Jogos de Interpretação de Personagem nada mais são do que uma Peça de Teatro imaginária.

No entanto, diferença sensível que se encontra entre uma sessão de RPG e uma Peça é o fato de que a Peça tem uma direção, uma produção, regras estritas a serem seguidas e poucas doses de improviso. RPGs são puramente no improviso e as regras embora sejam estritas, sempre podem ser dobradas pelo diretor no momento que ele desejar. Produção? Ela é completamente comandada pelo seu cérebro maravilhoso… e os dos seus outros jogadores, que quase sempre, vão entrar em choque porque todos vocês vão acabar imaginando algo diferente não importa o quão exato você seja.

Minha introdução ao conceito de RPGs e como funcionavam se deu muito cedo na infância, mas só vim a jogá-los de verdade com grupos de amigos por volta de 2017 e desde então, caí num mundo de onde dificilmente consigo sair porque absolutamente o amo. Comecei como jogadora, mas aos poucos percebi que minha real vocação se encontrava em narrar e dirigir essas “Peças”.

Dentre os jogos de RPG que existem, meu favorito é um criado em 1991 concebido como um “Jogo de Horror Pessoal”. Onde todos jogam como um Vampiro lutando diariamente contra a sua besta interior: A fome por sangue.
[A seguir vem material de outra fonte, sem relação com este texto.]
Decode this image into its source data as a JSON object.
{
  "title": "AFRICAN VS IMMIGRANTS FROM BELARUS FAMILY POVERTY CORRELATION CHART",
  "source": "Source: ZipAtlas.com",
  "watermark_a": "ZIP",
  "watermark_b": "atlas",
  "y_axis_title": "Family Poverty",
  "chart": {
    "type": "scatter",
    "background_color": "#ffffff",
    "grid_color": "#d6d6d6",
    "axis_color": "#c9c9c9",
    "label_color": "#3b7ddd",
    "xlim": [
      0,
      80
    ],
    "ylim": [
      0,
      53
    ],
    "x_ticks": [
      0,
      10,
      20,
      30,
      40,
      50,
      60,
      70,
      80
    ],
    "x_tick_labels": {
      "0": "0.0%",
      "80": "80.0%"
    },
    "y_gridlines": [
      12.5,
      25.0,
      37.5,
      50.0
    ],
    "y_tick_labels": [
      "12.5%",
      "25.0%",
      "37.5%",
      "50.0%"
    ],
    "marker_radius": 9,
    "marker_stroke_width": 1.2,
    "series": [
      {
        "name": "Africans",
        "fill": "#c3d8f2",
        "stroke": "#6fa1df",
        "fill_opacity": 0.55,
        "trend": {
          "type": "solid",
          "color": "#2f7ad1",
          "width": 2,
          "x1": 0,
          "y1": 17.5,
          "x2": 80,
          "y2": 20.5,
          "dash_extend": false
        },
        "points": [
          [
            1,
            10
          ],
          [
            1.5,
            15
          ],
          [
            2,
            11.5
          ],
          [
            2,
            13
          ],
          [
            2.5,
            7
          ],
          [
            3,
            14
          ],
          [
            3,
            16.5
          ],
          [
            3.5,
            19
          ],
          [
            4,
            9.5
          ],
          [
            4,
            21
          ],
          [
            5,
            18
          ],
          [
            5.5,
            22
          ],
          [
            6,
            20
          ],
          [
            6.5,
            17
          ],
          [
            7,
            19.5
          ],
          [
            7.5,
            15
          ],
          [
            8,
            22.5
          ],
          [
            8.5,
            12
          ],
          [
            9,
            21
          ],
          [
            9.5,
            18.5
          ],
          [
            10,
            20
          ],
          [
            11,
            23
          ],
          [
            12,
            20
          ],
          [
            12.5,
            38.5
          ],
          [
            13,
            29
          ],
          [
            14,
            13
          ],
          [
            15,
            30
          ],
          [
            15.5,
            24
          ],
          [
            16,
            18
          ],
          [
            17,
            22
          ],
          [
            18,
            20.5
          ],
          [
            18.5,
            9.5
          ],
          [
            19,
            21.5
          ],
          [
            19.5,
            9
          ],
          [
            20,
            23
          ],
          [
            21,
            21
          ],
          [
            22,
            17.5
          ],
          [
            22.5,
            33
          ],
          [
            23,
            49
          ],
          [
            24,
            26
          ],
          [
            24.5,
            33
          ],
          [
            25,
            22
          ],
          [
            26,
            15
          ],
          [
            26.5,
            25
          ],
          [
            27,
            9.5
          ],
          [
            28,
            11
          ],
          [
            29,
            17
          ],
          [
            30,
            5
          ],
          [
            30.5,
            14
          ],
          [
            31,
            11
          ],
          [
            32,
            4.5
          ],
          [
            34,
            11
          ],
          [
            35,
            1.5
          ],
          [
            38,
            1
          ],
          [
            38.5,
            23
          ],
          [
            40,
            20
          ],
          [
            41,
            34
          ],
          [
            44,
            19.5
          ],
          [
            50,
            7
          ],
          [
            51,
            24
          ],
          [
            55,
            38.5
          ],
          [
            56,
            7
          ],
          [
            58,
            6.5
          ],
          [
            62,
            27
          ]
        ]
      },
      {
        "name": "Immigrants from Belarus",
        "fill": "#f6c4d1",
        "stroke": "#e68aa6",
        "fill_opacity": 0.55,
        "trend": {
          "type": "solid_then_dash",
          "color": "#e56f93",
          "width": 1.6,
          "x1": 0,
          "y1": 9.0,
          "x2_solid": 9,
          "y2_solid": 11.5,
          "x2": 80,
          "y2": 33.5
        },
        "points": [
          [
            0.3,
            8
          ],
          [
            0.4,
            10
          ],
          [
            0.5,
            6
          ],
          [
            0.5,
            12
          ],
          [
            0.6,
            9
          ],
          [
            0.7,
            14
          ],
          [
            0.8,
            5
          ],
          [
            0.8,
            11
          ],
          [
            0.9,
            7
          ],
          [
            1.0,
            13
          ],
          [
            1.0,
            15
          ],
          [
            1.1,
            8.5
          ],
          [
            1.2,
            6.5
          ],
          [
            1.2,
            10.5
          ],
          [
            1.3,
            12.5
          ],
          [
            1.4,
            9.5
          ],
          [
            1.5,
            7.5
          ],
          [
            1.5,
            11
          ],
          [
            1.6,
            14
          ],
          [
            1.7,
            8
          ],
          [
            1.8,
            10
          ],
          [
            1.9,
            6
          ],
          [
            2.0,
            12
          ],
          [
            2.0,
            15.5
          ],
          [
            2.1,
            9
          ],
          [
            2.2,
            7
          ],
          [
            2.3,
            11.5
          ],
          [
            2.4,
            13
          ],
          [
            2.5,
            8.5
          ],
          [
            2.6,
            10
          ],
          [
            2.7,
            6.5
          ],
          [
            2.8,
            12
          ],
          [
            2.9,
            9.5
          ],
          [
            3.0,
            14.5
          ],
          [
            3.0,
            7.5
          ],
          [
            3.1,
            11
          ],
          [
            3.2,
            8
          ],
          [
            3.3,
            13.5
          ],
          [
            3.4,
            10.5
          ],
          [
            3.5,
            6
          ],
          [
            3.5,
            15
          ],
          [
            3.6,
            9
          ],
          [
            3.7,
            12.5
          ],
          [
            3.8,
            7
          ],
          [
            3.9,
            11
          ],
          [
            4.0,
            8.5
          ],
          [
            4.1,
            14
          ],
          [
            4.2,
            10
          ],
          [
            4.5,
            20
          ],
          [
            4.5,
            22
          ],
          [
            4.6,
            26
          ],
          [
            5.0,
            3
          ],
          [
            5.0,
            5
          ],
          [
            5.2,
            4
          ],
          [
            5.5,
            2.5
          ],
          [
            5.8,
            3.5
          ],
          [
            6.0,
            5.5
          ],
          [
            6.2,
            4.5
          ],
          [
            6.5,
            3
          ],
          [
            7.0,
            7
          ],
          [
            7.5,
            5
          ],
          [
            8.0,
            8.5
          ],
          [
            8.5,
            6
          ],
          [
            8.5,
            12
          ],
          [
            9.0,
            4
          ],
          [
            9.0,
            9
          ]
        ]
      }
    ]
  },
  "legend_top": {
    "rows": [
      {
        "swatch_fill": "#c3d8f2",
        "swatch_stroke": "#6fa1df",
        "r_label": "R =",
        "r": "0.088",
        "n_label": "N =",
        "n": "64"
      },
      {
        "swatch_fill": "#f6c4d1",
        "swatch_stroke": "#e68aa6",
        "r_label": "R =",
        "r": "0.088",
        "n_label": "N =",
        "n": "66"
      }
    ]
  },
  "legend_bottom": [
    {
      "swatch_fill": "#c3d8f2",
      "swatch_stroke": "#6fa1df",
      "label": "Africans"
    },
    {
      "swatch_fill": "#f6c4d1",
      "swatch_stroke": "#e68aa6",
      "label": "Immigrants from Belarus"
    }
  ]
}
Esse, é claro, o famosíssimo Vampiro: A Máscara.

A charmosa florzinha…

E é especialmente dele que quero falar hoje.

A experiência de narrar um jogo de RPG é normalmente, imaginária e completamente fictícia. Depende totalmente dos jogadores o quanto eles trazem de si próprios para a mesa, seja da sua criatividade ao criar um personagem, problemas emocionais ao atuar como um, ou talentos inatos da sua personalidade quando realiza algo extraordinário ou inesperado que pega o narrador de surpresa.

Por isso é tão comum mesas darem errado, já que existem muitos jogadores que não sabem separar o jogo da vida real. A parte engraçada é que jogos clássicos de RPG como Dungeons & Dragons ou Tormenta não costumam requisitar isso dos seus jogadores, focando mais no aspecto da aventura, das dungeons e do looting. Mas já perdi a conta de quantas vezes vi isso acontecendo.

Com Vampiro: A Máscara porém, a valsa é outra. O jogo pressupõe que todos os jogadores são monstros, parcialmente ou completamente eviscerados pela sua nova existência, onde tiveram que deixar sua vida humana para trás a fim de viver pela única coisa onde encontram prazer: Sangue.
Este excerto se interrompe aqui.